- Developer(s): Herculean Effort Productions
- Publisher(s): Herculean Effort Productions
- Series: Apprentice
- Engine: Adventure Game Studio
- Platform(s): Windows
- Release: July 10, 2003
- Genre(s): Point-and-click adventure

= Apprentice (video game) =

2003 video game

Apprentice is a point-and-click adventure game released on Windows by American studio Herculean Effort Productions as freeware in 2003. It was created using the open source development tool, Adventure Game Studio.

==Gameplay==
The player controls Mortimer "Pib" Pibsworth, a young apprentice dreaming of becoming a wizard. The game opens with a dream sequence where he is confronted by Lord Ironcrow, the region’s ruler. Lord Ironcrow tries to persuade Pib to become a soldier, but Pib’s refusal leads him to wake up, screaming. His teacher then checks on Pib and informs him that before he can learn his first spell, he must find the necessary ingredients.

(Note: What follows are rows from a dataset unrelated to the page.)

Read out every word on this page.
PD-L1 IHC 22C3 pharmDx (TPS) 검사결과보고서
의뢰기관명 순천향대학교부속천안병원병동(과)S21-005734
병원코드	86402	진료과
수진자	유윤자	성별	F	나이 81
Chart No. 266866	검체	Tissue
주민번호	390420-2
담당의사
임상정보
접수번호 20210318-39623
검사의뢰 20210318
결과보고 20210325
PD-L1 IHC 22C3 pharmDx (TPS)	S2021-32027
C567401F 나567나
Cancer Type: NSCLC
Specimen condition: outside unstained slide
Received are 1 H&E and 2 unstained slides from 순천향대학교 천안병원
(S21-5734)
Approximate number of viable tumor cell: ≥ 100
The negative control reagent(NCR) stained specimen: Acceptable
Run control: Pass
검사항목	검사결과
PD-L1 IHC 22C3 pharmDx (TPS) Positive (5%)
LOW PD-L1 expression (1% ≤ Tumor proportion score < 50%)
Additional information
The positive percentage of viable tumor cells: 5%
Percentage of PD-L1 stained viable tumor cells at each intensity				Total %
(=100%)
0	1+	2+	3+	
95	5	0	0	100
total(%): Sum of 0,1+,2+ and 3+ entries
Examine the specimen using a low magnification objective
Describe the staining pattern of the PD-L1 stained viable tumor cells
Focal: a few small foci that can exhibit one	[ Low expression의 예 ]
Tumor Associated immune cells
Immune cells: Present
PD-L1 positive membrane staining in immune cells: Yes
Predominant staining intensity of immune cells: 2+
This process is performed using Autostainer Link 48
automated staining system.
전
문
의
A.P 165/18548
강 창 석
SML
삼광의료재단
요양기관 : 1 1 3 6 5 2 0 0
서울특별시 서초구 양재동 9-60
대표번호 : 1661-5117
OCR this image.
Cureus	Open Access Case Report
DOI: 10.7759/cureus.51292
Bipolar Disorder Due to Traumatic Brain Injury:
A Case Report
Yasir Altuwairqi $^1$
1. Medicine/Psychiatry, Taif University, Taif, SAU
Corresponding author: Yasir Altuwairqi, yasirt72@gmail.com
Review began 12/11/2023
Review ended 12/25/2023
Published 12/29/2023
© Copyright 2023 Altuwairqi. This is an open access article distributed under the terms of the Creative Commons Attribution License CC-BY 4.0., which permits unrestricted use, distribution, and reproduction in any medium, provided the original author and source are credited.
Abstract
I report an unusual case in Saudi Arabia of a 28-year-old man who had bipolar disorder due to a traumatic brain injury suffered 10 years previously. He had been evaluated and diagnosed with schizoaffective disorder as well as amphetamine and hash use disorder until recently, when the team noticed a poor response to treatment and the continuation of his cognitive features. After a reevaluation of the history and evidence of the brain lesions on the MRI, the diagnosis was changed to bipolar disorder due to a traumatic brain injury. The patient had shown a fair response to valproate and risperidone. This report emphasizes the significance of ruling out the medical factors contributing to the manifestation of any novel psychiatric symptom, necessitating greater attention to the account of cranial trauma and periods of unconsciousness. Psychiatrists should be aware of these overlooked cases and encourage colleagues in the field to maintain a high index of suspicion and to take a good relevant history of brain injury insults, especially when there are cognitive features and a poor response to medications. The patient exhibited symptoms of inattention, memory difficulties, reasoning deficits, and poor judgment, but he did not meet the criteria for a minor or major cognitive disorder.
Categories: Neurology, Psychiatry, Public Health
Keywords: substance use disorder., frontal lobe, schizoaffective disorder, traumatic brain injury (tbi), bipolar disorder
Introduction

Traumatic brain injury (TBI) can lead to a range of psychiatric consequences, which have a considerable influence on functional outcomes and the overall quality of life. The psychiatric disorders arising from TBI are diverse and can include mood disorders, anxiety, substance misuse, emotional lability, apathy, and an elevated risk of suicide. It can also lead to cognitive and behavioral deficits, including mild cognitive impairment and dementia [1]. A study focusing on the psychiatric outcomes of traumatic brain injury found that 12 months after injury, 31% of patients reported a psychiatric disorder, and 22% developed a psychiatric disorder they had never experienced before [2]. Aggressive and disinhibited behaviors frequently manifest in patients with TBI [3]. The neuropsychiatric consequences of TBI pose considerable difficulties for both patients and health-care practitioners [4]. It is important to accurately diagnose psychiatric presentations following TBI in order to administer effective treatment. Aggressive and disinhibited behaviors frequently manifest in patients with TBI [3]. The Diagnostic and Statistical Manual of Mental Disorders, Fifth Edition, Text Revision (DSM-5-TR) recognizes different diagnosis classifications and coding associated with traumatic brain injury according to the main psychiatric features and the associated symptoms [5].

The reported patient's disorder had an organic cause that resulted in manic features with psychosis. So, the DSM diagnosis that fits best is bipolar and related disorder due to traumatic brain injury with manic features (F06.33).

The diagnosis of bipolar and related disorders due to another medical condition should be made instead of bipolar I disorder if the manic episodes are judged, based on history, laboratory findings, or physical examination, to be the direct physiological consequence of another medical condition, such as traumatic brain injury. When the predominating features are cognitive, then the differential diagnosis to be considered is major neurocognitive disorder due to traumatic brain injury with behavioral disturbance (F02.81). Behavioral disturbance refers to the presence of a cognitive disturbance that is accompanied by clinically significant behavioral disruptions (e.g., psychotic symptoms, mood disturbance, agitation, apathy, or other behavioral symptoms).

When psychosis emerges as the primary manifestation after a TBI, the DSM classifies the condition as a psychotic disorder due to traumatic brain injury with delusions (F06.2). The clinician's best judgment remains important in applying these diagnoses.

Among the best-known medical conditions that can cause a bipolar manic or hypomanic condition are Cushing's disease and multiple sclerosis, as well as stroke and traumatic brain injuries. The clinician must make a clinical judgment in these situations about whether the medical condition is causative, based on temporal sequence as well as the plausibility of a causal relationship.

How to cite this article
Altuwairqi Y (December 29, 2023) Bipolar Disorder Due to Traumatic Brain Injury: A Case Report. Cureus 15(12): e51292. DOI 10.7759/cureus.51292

==Development and release==
The game began as a side project while the developers worked on The Find, introducing the player to the game world and some of its characters. Therefore, the game was criticised for its short length and a lack of any real storyline. Furthermore, the dream sequence at the beginning of the game bears no relevance to the rest of the game. Nevertheless, Apprentice was praised for its high production values and is even mentioned as a good example of a game created with Adventure Game Studio in the book Gaming Hacks published by O'Reilly Media. The game won four AGS Awards in 2003 for Best Room Art, Best Character Art, Best Animation and Best Music.

The first version of Apprentice was released on July 10, 2003. The first bug fix version, which also added a bonus puzzle to the game, was released on the 28th. Two years later, on May 29, 2005, HEP released a Deluxe version of the game, which improved animations and music and added voice overs to the game.

The Apprentice series is planned as a trilogy. The sequel Apprentice II: The Knight's Move was released on July 29, 2004. The release date of the last game in the series, Apprentice III: Checkmate! is unknown.

Herculean Effort Productions also released a commercial superhero point-and-click adventure game called Super Jazz Man on December 21, 2006.